Tag: cinema polonês

  • Crítica | Torre: Um Dia Brilhante

    Crítica | Torre: Um Dia Brilhante

    Jagoda Szelc traz uma história familiar complexa e cheia de reviravoltas em Torre: Um Dia Brilhante, filme polonês que começa com uma tomada aérea, documentando de certa forma a viagem de pessoas à área rural onde haverá uma reunião familiar. A trama gira em torno, principalmente, de Mula (Ana Krotoska), que mora com o marido e com a filha adotiva Nina (Laila Hennessy). A menina fará sua primeira comunhão. A visita da família, em especial de sua irmã mais nova Kaja (Małgorzata Szczerbowska) estremece as relações, já que ela é a mãe biológica de Nini.

    Os conflitos e demais fatos se desenrolam lentamente, mesmo entre Mula e Kaja. Quando as duas são postas em tela se percebe uma tensão e nervosismo, revelando uma vontade de explodir de ambas mulheres, e os parentes que não tem nada a ver com isso, assistem passivos a essa guerra não declarada, entre refeições, conversas amenas, passeios no parque e idas à igreja.

    A parte lúdica varia entre cenas que são claramente fantasiosas com as crianças brincando, e em outras em que o terror de impera sobre o imaginário dos familiares. Esses momentos de horror fazem menção as brigas que ocorrem ou que quase ocorrem. Mula sente que tem sentimentos de paranoia, e assume que precisa de ajuda, em um belo desempenho de Krotoska.

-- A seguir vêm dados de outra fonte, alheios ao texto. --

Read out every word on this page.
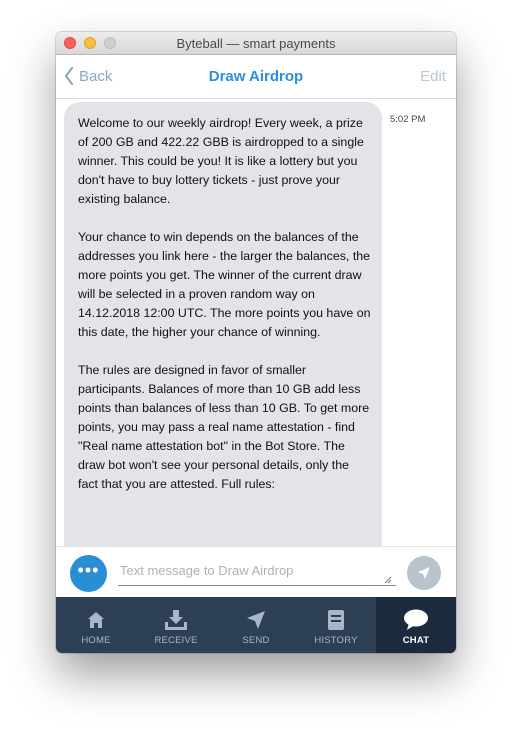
Byteball — smart payments
Back	Draw Airdrop	Edit

Welcome to our weekly airdrop! Every week, a prize of 200 GB and 422.22 GBB is airdropped to a single winner. This could be you! It is like a lottery but you don't have to buy lottery tickets - just prove your existing balance.

Your chance to win depends on the balances of the addresses you link here - the larger the balances, the more points you get. The winner of the current draw will be selected in a proven random way on 14.12.2018 12:00 UTC. The more points you have on this date, the higher your chance of winning.

The rules are designed in favor of smaller participants. Balances of more than 10 GB add less points than balances of less than 10 GB. To get more points, you may pass a real name attestation - find "Real name attestation bot" in the Bot Store. The draw bot won't see your personal details, only the fact that you are attested. Full rules:

5:02 PM
•••
Text message to Draw Airdrop
HOME	RECEIVE	SEND	HISTORY	CHAT
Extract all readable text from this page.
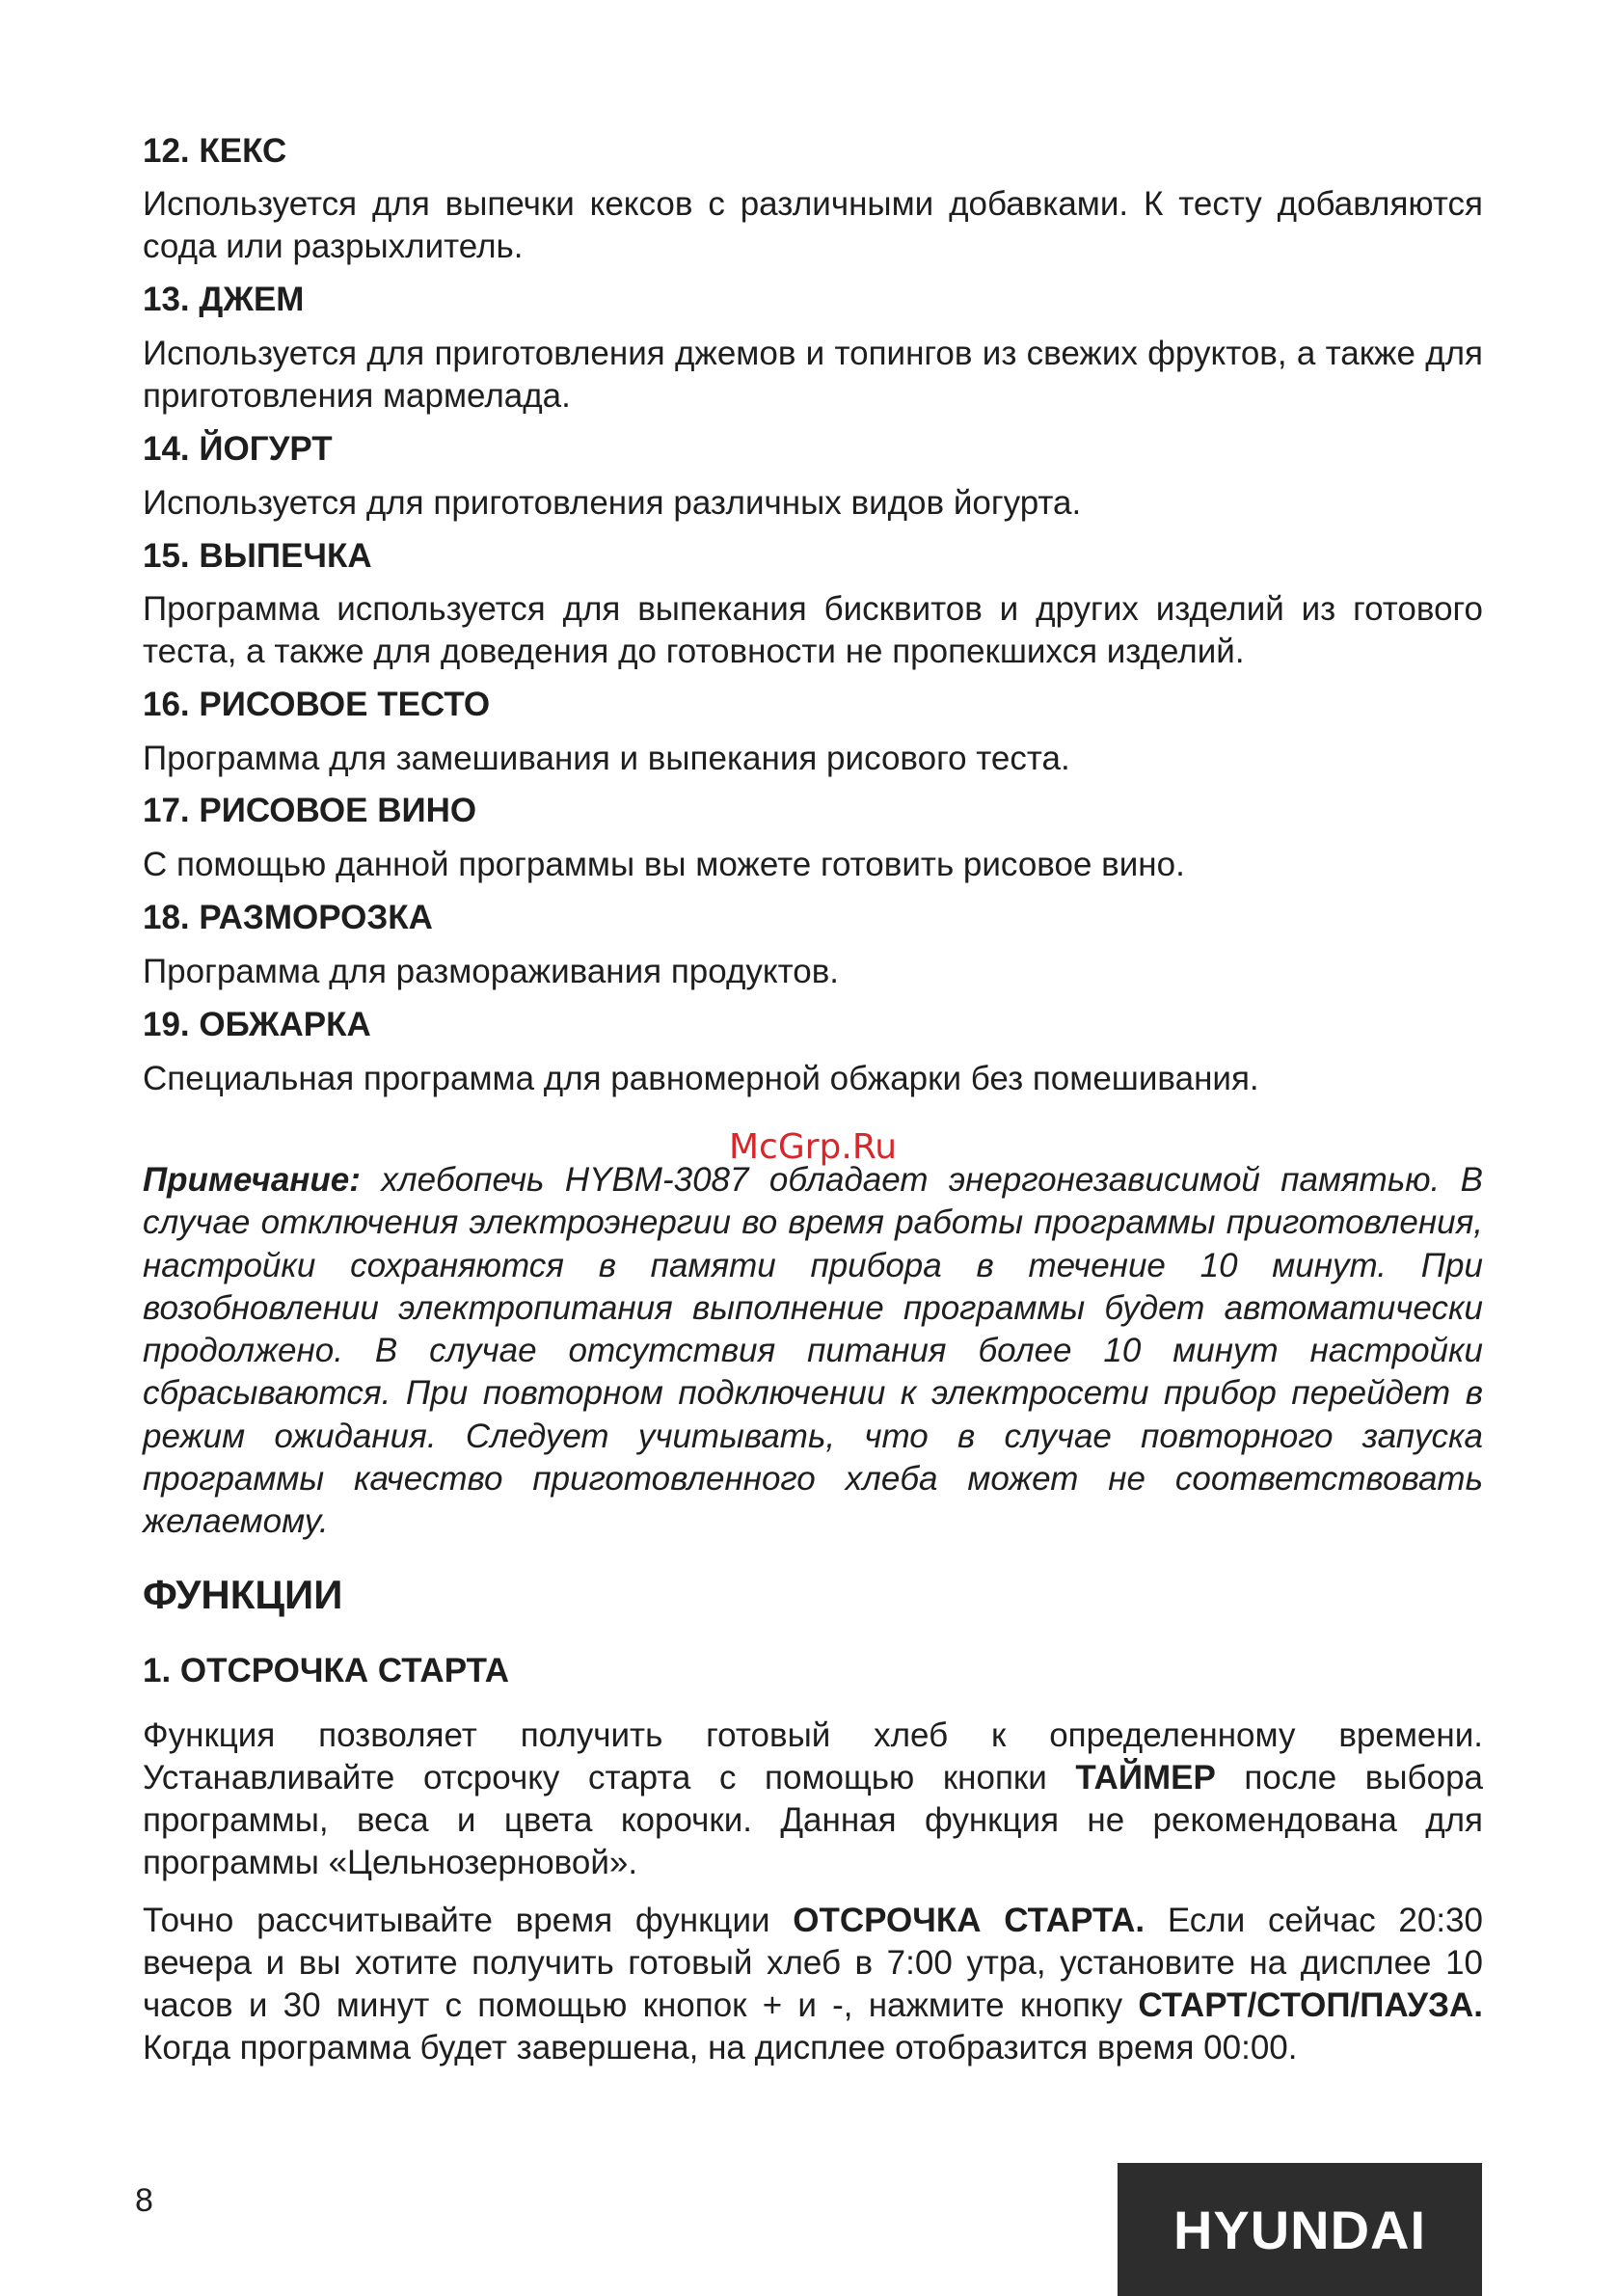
12. КЕКС

Используется для выпечки кексов с различными добавками. К тесту добавляются сода или разрыхлитель.

13. ДЖЕМ

Используется для приготовления джемов и топингов из свежих фруктов, а также для приготовления мармелада.

14. ЙОГУРТ

Используется для приготовления различных видов йогурта.

15. ВЫПЕЧКА

Программа используется для выпекания бисквитов и других изделий из готового теста, а также для доведения до готовности не пропекшихся изделий.

16. РИСОВОЕ ТЕСТО

Программа для замешивания и выпекания рисового теста.

17. РИСОВОЕ ВИНО

С помощью данной программы вы можете готовить рисовое вино.

18. РАЗМОРОЗКА

Программа для размораживания продуктов.

19. ОБЖАРКА

Специальная программа для равномерной обжарки без помешивания.

McGrp.Ru

Примечание: хлебопечь HYBM-3087 обладает энергонезависимой памятью. В случае отключения электроэнергии во время работы программы приготовления, настройки сохраняются в памяти прибора в течение 10 минут. При возобновлении электропитания выполнение программы будет автоматически продолжено. В случае отсутствия питания более 10 минут настройки сбрасываются. При повторном подключении к электросети прибор перейдет в режим ожидания. Следует учитывать, что в случае повторного запуска программы качество приготовленного хлеба может не соответствовать желаемому.

ФУНКЦИИ
1. ОТСРОЧКА СТАРТА

Функция позволяет получить готовый хлеб к определенному времени. Устанавливайте отсрочку старта с помощью кнопки ТАЙМЕР после выбора программы, веса и цвета корочки. Данная функция не рекомендована для программы «Цельнозерновой».

Точно рассчитывайте время функции ОТСРОЧКА СТАРТА. Если сейчас 20:30 вечера и вы хотите получить готовый хлеб в 7:00 утра, установите на дисплее 10 часов и 30 минут с помощью кнопок + и -, нажмите кнопку СТАРТ/СТОП/ПАУЗА. Когда программа будет завершена, на дисплее отобразится время 00:00.

8	HYUNDAI
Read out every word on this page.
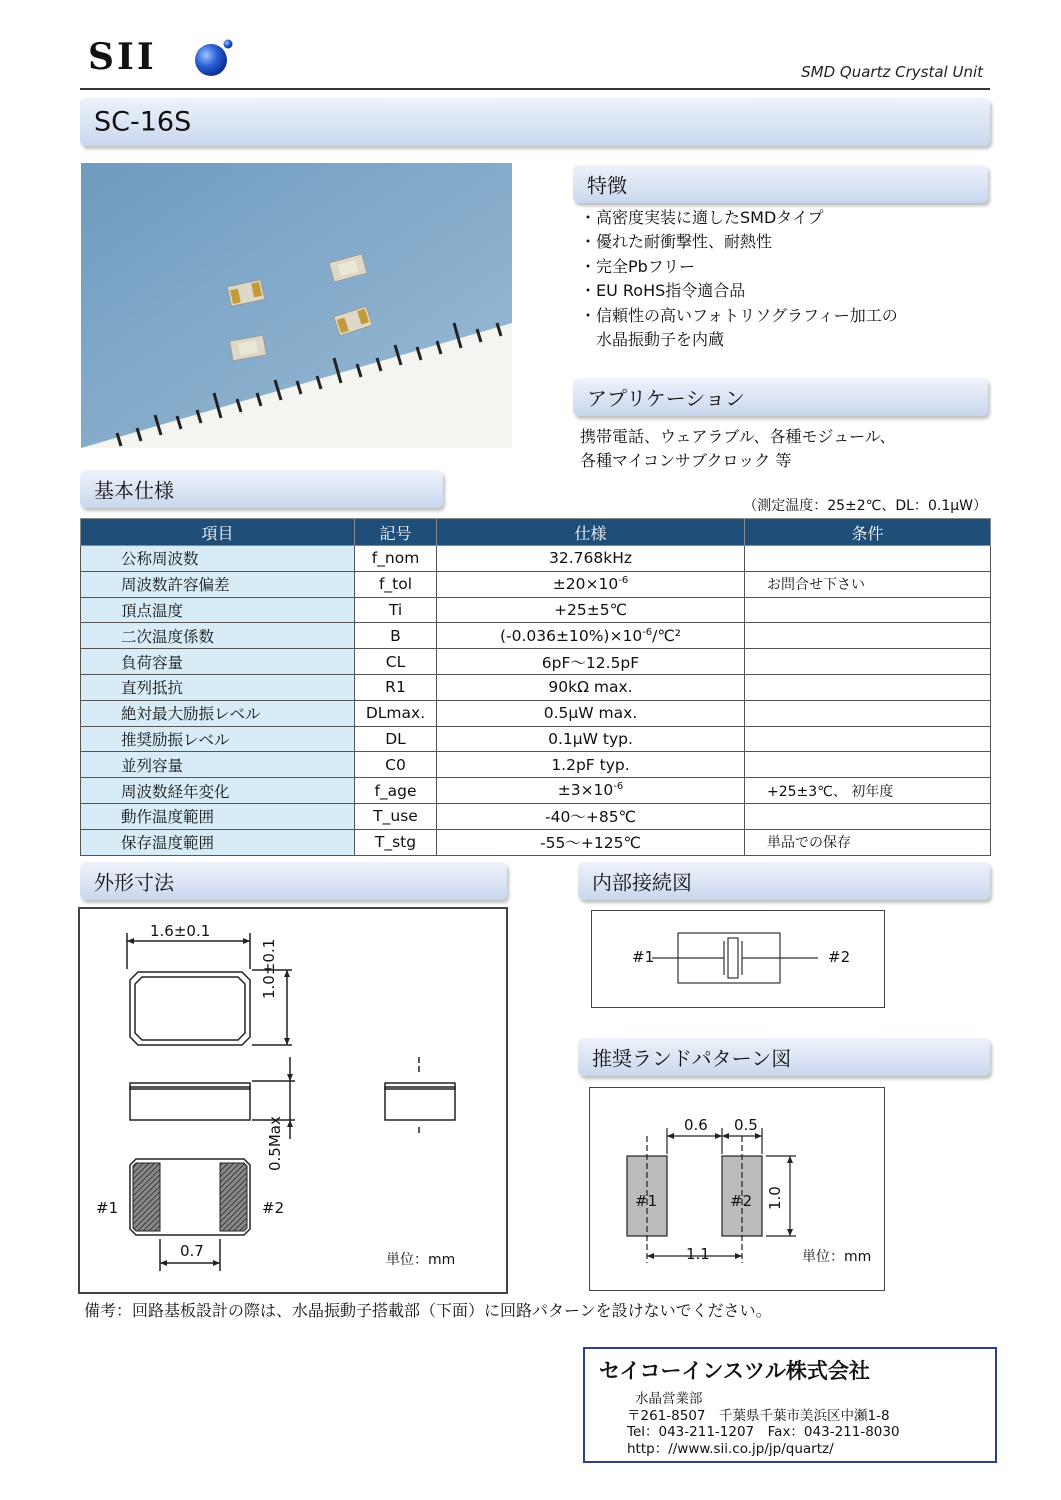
SII	SMD Quartz Crystal Unit
SC-16S
特徴
・高密度実装に適したSMDタイプ
・優れた耐衝撃性、耐熱性
・完全Pbフリー
・EU RoHS指令適合品
・信頼性の高いフォトリソグラフィー加工の
　水晶振動子を内蔵
アプリケーション
携帯電話、ウェアラブル、各種モジュール、
各種マイコンサブクロック 等
基本仕様
（測定温度：25±2℃、DL：0.1μW）
項目	記号	仕様	条件
公称周波数	f_nom	32.768kHz	
周波数許容偏差	f_tol	$\pm 20\times 10^{-6}$	お問合せ下さい
頂点温度	Ti	+25±5℃	
二次温度係数	B	$(-0.036\pm 10\%)\times 10^{-6}/℃^2$	
負荷容量	CL	6pF～12.5pF	
直列抵抗	R1	90kΩ max.	
絶対最大励振レベル	DLmax.	0.5μW max.	
推奨励振レベル	DL	0.1μW typ.	
並列容量	C0	1.2pF typ.	
周波数経年変化	f_age	$\pm 3\times 10^{-6}$	+25±3℃、 初年度
動作温度範囲	T_use	-40～+85℃	
保存温度範囲	T_stg	-55～+125℃	単品での保存
外形寸法
1.6±0.1
1.0±0.1
0.5Max
#1	#2
0.7	単位：mm
内部接続図
#1	#2
推奨ランドパターン図
0.6 0.5
1.0
1.1
#1	#2
単位：mm
備考：回路基板設計の際は、水晶振動子搭載部（下面）に回路パターンを設けないでください。
セイコーインスツル株式会社
水晶営業部
〒261-8507　千葉県千葉市美浜区中瀬1-8
Tel：043-211-1207　Fax：043-211-8030
http：//www.sii.co.jp/jp/quartz/
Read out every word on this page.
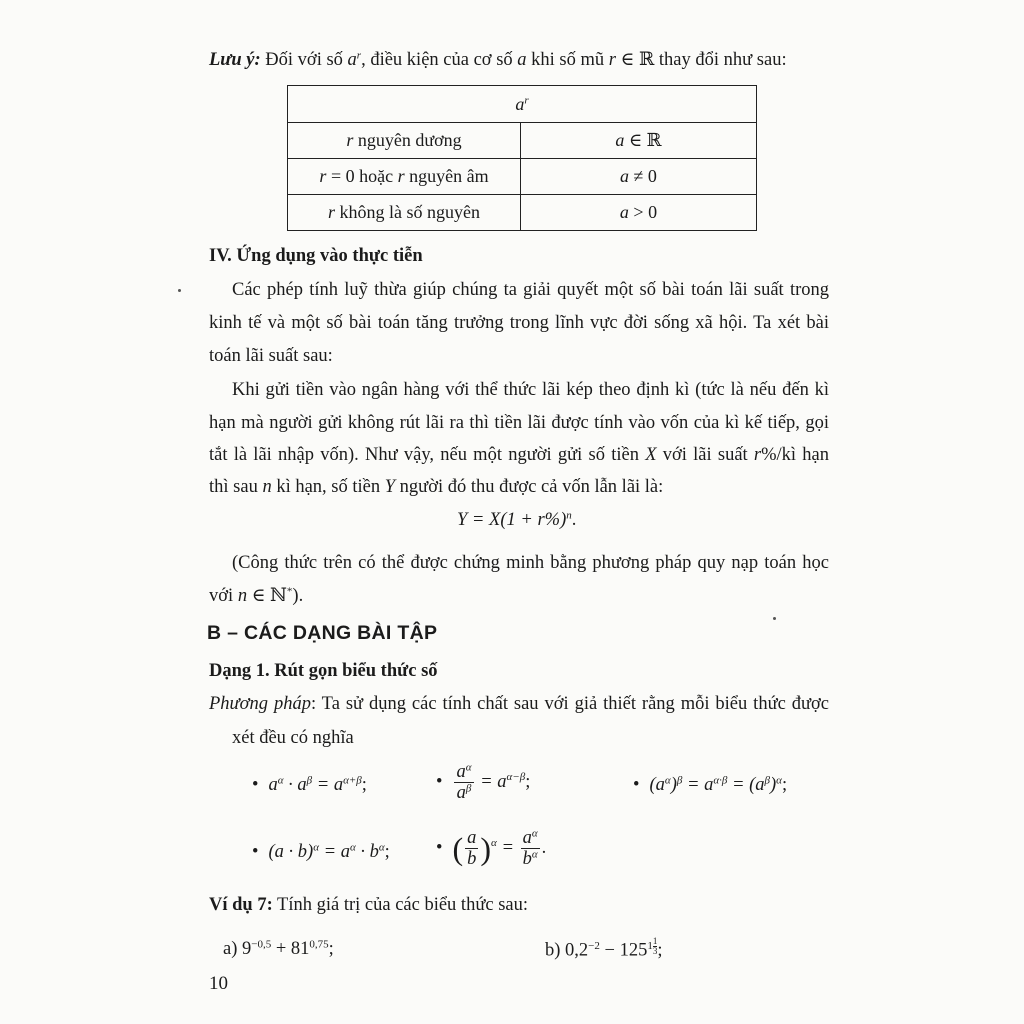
Lưu ý: Đối với số $a^r$, điều kiện của cơ số a khi số mũ r ∈ ℝ thay đổi như sau:
$a^r$
r nguyên dương	a ∈ ℝ
r = 0 hoặc r nguyên âm	a ≠ 0
r không là số nguyên	a > 0
IV. Ứng dụng vào thực tiễn
Các phép tính luỹ thừa giúp chúng ta giải quyết một số bài toán lãi suất trong
kinh tế và một số bài toán tăng trưởng trong lĩnh vực đời sống xã hội. Ta xét bài
toán lãi suất sau:
Khi gửi tiền vào ngân hàng với thể thức lãi kép theo định kì (tức là nếu đến kì
hạn mà người gửi không rút lãi ra thì tiền lãi được tính vào vốn của kì kế tiếp, gọi
tắt là lãi nhập vốn). Như vậy, nếu một người gửi số tiền X với lãi suất r%/kì hạn
thì sau n kì hạn, số tiền Y người đó thu được cả vốn lẫn lãi là:
$Y = X(1 + r\%)^n$.
(Công thức trên có thể được chứng minh bằng phương pháp quy nạp toán học
với n ∈ ℕ*).
B – CÁC DẠNG BÀI TẬP
Dạng 1. Rút gọn biểu thức số
Phương pháp: Ta sử dụng các tính chất sau với giả thiết rằng mỗi biểu thức được
xét đều có nghĩa
• $a^\alpha \cdot a^\beta = a^{\alpha+\beta}$;	• $\frac{a^\alpha}{a^\beta} = a^{\alpha-\beta}$;	• $(a^\alpha)^\beta = a^{\alpha\cdot\beta} = (a^\beta)^\alpha$;
• $(a \cdot b)^\alpha = a^\alpha \cdot b^\alpha$; • ( $\frac{a}{b} )^\alpha = \frac{a^\alpha}{b^\alpha}$ .
Ví dụ 7: Tính giá trị của các biểu thức sau:
a) $9^{-0,5} + 81^{0,75}$;	b) $0,2^{-2} - 125^{1 \frac{1}{3}}$ ;
10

    Todo e qualquer evento que ocorre com as pessoas que cercam Mula e com a própria parecem despistes, momentos de distração para o mal que se aproxima. O destino que espera a personagem faz menção a chegada de algo mal, e serve de paralelo inclusive com o apocalipse. Torre: Um Dia Brilhante termina pessimista, prevendo que uma tragédia poderia acometer sobre a família, sendo o destino dessa tal tragédia ainda desconhecido.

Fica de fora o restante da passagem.